Pretend T-SQL BI Queries

Often times there is no cube, no OLAP, no BI plan but someone wants reports that provide rollup data, data slices, sums, and even dimensional representations that are oriented toward the BI world.  Of course building these in SQL is possible, even easy sometimes, but it slams the processing of an RDBMS.  When working through these various SQL Queries it becomes a little more obvious, especially when the data rows number in the hundreds of thousands, exactly why OLAP and BI exist.

The following are the literal operators that provide cube like functionality within T-SQL.  However there are many issues with attempting to use T-SQL to get Cube sliced data and definitely issues with performance.  If the database is OLTP and has transactions occurring it is probably best to not even attempt queries with these operators.  It would be kind of like database server suicide.

ROLLUP – Rollup Is an aggregate function that creates an additional column of output with a value of 1 when the row is added by either the CUBE or ROLLUP operator, or 0 when the row is not the result of CUBE or ROLLUP.

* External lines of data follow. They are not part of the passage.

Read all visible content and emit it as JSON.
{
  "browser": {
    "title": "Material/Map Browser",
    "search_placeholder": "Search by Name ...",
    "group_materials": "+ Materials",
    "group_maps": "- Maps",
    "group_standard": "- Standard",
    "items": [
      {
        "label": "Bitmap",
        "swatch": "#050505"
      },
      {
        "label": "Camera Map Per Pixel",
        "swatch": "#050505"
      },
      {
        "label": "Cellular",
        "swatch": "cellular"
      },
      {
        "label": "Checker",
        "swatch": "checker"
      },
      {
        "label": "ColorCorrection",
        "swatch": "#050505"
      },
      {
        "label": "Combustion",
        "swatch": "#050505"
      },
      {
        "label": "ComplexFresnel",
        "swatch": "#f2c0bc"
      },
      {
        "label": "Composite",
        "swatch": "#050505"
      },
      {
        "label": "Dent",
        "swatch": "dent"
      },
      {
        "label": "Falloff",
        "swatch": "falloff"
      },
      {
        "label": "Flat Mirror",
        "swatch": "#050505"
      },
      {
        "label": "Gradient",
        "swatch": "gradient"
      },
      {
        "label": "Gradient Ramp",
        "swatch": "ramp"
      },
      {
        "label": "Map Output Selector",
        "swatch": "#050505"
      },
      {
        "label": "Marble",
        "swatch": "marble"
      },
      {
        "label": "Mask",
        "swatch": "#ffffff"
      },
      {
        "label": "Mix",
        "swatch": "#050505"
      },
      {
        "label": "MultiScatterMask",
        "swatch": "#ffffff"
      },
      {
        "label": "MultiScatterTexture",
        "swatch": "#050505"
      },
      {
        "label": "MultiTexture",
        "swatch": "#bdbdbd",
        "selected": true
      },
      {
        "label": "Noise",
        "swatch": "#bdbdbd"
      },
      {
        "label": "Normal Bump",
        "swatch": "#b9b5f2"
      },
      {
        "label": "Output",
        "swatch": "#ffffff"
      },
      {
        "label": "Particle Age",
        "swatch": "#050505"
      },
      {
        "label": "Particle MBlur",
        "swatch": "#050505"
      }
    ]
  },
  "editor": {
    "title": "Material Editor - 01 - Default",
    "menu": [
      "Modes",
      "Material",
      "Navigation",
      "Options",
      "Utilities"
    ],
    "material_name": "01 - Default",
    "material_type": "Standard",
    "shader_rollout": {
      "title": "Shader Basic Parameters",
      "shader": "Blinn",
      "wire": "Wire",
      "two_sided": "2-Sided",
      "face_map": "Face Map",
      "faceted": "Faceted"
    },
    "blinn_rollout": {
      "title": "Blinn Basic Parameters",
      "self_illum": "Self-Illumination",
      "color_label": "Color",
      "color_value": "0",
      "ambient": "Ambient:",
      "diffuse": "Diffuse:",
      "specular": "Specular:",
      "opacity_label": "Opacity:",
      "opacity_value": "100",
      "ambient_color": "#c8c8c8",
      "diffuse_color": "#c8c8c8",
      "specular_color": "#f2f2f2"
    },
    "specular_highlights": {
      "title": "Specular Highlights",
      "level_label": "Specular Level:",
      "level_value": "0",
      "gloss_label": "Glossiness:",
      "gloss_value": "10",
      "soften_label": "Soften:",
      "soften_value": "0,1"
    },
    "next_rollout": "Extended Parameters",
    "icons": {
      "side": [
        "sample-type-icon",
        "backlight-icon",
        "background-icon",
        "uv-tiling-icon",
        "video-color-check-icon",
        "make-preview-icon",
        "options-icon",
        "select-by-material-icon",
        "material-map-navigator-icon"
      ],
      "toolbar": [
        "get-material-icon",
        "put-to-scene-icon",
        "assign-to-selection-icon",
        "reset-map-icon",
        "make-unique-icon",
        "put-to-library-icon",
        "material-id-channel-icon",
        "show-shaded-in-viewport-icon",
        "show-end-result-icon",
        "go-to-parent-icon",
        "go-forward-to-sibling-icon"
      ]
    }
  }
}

Grouping is allowed only in the select list associated with a GROUP BY clause that contains either the CUBE or ROLLUP operator.

CUBE – The CUBE operator generates a result set that is a multidimensional cube. A multidimensional cube is an expansion of fact data, or data that records individual events. The expansion is based on columns that the user wants to analyze. These columns are called dimensions. The cube is a result set that contains a cross tabulation of all the possible combinations of the dimensions.

The CUBE operator is specified in the GROUP BY clause of a SELECT statement. The select list contains the dimension columns and aggregate function expressions. The GROUP BY specifies the dimension columns and the keywords WITH CUBE. The result set contains all possible combinations of the values in the dimension columns, together with the aggregate values from the underlying rows that match that combination of dimension values.

SUM – Returns the sum of all the values, or only the DISTINCT values, in the expression. SUM can be used with numeric columns only. Null values are ignored. May be followed by the OVER clause.

COUNT – Returns the number of items in a group. COUNT works like the COUNT_BIG function. The only difference between the two functions is their return values. COUNT always returns an int data type value. COUNT_BIG always returns a bigint data type value. May be followed by the OVER clause.

…and my favorite, for complexity reasons.

COMPUTE – Generates totals that appear as additional summary columns at the end of the result set. When used with BY, the COMPUTE clause generates control-breaks and subtotals in the result set. You can specify COMPUTE BY and COMPUTE in the same query.

One of the twisted things about the COMPUTE statement is dealing with it as part of the result set, because simply put, it isn’t.  It comes back as a secondary result set which needs to be handled as such.

So when in need of some preparatory T-SQL data “munging” to see how things might be in a cube, check out BOL (SQL Server Book Online, comes with the server installation) for any of these operator keywords and you’ll get multiple examples.

So that is my quick summary of “wannabe” OLAP type T-SQL queries.  If you want real reporting on slices and dices of data though, you have to drop these and get with the real OLAP/BI solution world.